CAMP MOBILE
- Company type: Subsidiary
- Industry: Internet and Mobile Application
- Founded: March 1, 2013; 13 years ago, in Seoul, South Korea
- Headquarters: Seoul, South Korea
- Area served: Worldwide
- Key people: Ram Lee & Jongman Park (co-CEOs)
- Products: BAND SNOW Whoscall WatchMaster LINE Deco LINE Launcher
- Number of employees: 240
- Parent: Naver Corporation
- Subsidiaries: Camp Mobile Taiwan Camp Mobile Japan Camp Mobile USA

= Camp Mobile =

South Korean mobile app developer

Camp Mobile, founded in February 2013, is a mobile application development company based in Seoul, Korea. Ram Lee and Jongmahn Park are the co-CEOs. The company currently operates seven mobile services ranging from social network service to smartwatch application, including BAND, Moot, SNOW, Whoscall, WatchMaster, LINE Deco, and LINE Launcher.

Camp Mobile is a subsidiary of NAVER Corporation, Korea’s dominant search engine and portal. Camp Mobile has international branch offices in the U.S., Taiwan, and India.

==History==

In February, 2013, Camp Mobile has spun off from NAVER Corporation with the BAND application, a group social network service initially developed inside NAVER. The main purpose behind the spin off was for NAVER to create a separate, agile unit solely focused on creating mobile applications for the overseas market.

In March, 2013, Camp Mobile launched LINE Launcher, an Android launcher application. In December, 2013, Camp Mobile acquired a Taiwanese mobile startup Gogolook, the developer of mobile caller identification service Whoscall.

In March, 2014, Camp Mobile launched LINE Deco, a phone decorating Android/iOS application.

In May, 2015, Camp Mobile launched WatchMaster, a watchface design platform for Android Wear. In September, 2015, Camp Mobile launched SNOW, a camera app featuring filters and animated stickers.

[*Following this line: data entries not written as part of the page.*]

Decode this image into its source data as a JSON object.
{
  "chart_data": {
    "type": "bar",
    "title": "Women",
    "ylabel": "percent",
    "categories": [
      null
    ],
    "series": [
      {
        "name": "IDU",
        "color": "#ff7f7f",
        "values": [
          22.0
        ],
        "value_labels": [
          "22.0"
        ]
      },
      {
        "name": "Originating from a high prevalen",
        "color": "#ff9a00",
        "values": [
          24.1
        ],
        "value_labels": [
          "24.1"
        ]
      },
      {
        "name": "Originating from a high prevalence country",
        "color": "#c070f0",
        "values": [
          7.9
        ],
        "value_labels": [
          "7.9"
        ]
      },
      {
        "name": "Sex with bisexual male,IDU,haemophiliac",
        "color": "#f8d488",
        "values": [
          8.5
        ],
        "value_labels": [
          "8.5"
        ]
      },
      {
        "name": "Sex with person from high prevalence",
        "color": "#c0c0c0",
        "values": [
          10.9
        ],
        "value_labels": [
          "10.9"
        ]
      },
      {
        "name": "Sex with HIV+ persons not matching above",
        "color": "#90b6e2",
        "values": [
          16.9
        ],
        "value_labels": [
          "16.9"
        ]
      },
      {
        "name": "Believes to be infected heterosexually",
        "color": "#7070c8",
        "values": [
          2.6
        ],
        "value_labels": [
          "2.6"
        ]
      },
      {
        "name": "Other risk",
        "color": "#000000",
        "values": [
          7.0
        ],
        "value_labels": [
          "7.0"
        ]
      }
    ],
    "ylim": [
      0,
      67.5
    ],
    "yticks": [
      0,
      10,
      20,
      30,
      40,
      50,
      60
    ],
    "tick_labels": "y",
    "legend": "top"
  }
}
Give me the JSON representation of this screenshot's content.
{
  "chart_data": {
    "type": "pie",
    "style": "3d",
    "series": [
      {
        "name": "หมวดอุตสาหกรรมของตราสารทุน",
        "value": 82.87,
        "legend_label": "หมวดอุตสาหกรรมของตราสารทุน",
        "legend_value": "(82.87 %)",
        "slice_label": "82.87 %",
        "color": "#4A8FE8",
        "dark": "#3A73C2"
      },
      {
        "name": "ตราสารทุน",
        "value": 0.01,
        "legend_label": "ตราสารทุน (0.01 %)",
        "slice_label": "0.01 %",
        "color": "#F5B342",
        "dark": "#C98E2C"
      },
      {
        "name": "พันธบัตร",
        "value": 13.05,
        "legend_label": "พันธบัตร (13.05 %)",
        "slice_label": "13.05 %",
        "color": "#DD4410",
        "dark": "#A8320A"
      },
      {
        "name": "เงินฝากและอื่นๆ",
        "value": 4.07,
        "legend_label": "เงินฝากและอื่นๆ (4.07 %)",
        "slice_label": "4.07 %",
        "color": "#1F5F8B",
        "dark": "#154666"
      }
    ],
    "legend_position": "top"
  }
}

In November 2017, it was announced that Camp Mobile would be merged back into Naver Corporation in February 2018.

==Products==
Camp Mobile’s mobile applications are as follows:
- BAND, launched in August, 2012, is a group communication service hugely popular in Korea with over 50 million global downloads (as of September, 2015).
- Moot, launched in December, 2017, is a community gaming platform that streamlines the Looking for Group process and allows users to browse gaming news, memes, guides, and more.
- SNOW is a camera app featuring filters and animated stickers with facial recognition capability. SNOW has been ranked number 1 in the camera category on the Appstore in Korea, Vietnam, and the Philippines.
- Whoscall is a mobile spam filter and caller identification service which provides users with information on the caller based on a database populated via the user community's report system. The download number reached 30 million in September, 2015.
- WatchMaster is a watchface design platform for Android Wear. WatchMaster has been selected as Google Play's Featured app.
- LINE Deco is a phone decorating Android/iOS application offering design icons, wallpapers, and widgets. LINE Deco surpassed the 30 million download mark in October, 2015.
- LINE Launcher is an Android launcher app specialized in decorating the phone. The number of downloads reached 20 million in August, 2015.